While the squash and sweet potatoes are roasting, proceed with the recipe: Peel the onion and cut it into dice of ½-inch or so.
Warm a Dutch oven—one that holds 6-quarts or more—over medium stovetop heat (you’ll be using this to cook the chili). When warm, add a tablespoon of olive oil and allow it to heat (it’ll shimmer when hot) and add the diced onion. Season with salt (about ½ teaspoon of Kosher, but your taste may vary), and cook until the onion is translucent and just beginning to brown (5 minutes or so).
While the onion is cooking, peel the garlic and mince it finely (or cut it into thin slices). Set aside.
Now wash the jalapeño peppers (if using) and cut them lengthwise. Use a teaspoon to scoop out the ribs and seeds (be careful, the oil on these is hot; keep fingers away from your eyes). Chop the peppers into very small dice (or use a mini food processor). Place the peppers in a bowl until you’re ready to use them, then wash your hands with soap and water to remove the hot jalapeño oil from your skin. You may want to reserve a slice or two of the pepper for garnish.

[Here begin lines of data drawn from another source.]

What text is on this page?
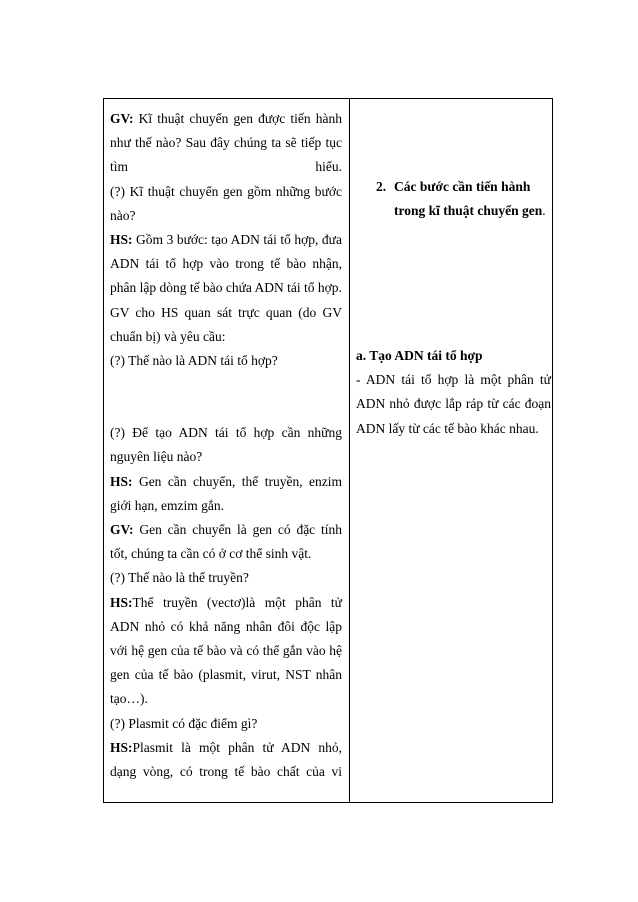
GV: Kĩ thuật chuyển gen được tiến hành như thế nào? Sau đây chúng ta sẽ tiếp tục tìm hiểu.

(?) Kĩ thuật chuyển gen gồm những bước nào?

HS: Gồm 3 bước: tạo ADN tái tổ hợp, đưa ADN tái tổ hợp vào trong tế bào nhận, phân lập dòng tế bào chứa ADN tái tổ hợp.

GV cho HS quan sát trực quan (do GV chuẩn bị) và yêu cầu:

(?) Thế nào là ADN tái tổ hợp?

(?) Để tạo ADN tái tổ hợp cần những nguyên liệu nào?

HS: Gen cần chuyển, thể truyền, enzim giới hạn, emzim gắn.

GV: Gen cần chuyển là gen có đặc tính tốt, chúng ta cần có ở cơ thể sinh vật.

(?) Thế nào là thể truyền?

HS:Thể truyền (vectơ)là một phân tử ADN nhỏ có khả năng nhân đôi độc lập với hệ gen của tế bào và có thể gắn vào hệ gen của tế bào (plasmit, virut, NST nhân tạo…).

(?) Plasmit có đặc điểm gì?

HS:Plasmit là một phân tử ADN nhỏ, dạng vòng, có trong tế bào chất của vi

2. Các bước cần tiến hành trong kĩ thuật chuyển gen.

a. Tạo ADN tái tổ hợp

- ADN tái tổ hợp là một phân tử ADN nhỏ được lắp ráp từ các đoạn ADN lấy từ các tế bào khác nhau.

When the onion is just starting to brown, add the chopped garlic and jalapeño and cook for a minute or two.
Add all the spices—chile powder(s), cumin, coriander, oregano—to the onion mixture, then stir to combine. Add the canned tomatoes (both diced and crushed), plus one 28-ounce can of water to create a nice soup consistency.

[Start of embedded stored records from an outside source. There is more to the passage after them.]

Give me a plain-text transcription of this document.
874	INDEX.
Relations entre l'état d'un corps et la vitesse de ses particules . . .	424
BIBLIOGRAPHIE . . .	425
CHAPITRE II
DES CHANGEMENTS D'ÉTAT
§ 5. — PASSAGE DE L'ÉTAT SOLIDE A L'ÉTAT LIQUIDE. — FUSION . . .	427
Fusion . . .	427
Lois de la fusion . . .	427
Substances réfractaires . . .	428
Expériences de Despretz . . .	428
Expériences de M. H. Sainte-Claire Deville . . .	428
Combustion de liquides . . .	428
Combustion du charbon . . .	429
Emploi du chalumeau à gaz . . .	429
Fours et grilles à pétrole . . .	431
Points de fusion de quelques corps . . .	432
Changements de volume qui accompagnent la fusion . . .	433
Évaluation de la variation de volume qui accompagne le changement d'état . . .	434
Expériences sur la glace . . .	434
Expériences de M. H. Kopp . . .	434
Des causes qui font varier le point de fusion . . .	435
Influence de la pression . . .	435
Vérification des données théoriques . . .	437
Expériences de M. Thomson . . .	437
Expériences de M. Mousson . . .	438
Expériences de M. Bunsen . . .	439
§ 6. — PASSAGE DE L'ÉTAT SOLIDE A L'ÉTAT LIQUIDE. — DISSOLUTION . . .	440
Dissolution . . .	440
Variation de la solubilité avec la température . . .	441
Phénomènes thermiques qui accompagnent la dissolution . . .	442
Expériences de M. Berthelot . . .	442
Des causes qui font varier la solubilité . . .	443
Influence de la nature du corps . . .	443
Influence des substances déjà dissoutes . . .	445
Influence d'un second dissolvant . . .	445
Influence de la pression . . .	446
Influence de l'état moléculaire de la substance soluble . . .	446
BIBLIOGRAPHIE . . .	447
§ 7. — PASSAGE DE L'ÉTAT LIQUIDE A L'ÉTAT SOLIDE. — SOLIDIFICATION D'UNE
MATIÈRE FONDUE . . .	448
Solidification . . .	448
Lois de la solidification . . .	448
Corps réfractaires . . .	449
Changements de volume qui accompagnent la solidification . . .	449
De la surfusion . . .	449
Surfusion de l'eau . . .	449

Bring the chili to a simmer and allow it to cook for about an hour (or longer—timing not critical).
While the chili cooks, prepare the kale. Wash the kale and dry it well. Remove the center stems (just pull them out as you would when cleaning spinach). Chop the kale finely: The easiest way to do this is to take several leaves, roll them together lengthwise, then mince. You may want to turn your chopping board 90 degrees and mince again. (See Notes for more discussion; you may want to save a bit of kale for a garnish.) Refrigerate the chopped kale until ready to use (Step 12).
After the chili mixture has been cooking for an hour, add the roast squash and sweet potatoes. Pour the canned beans into a strainer and rinse them well, then add them to the chili.
Taste the chili and adjust seasoning if necessary (this would be a good point to add more chile powder if the mixture is not spicy enough for your taste; you’ll probably also need more salt). Add more water if too much has evaporated during cooking, or if you prefer a chili with a thinner consistency. Set a timer for 20 minutes.
At the 20-minute mark, add the kale to the chili mixture. Cook for another 10 minutes. The chili should now be done. You can hold it over low heat if you’re not ready to serve—or dish it up if you are. Garnish, if you wish, with some reserved kale (see Notes). Or try jalapeño pepper slices, chopped parsley, or chopped cilantro. Oyster crackers are also a nice addition. (See Notes for more garnish options.)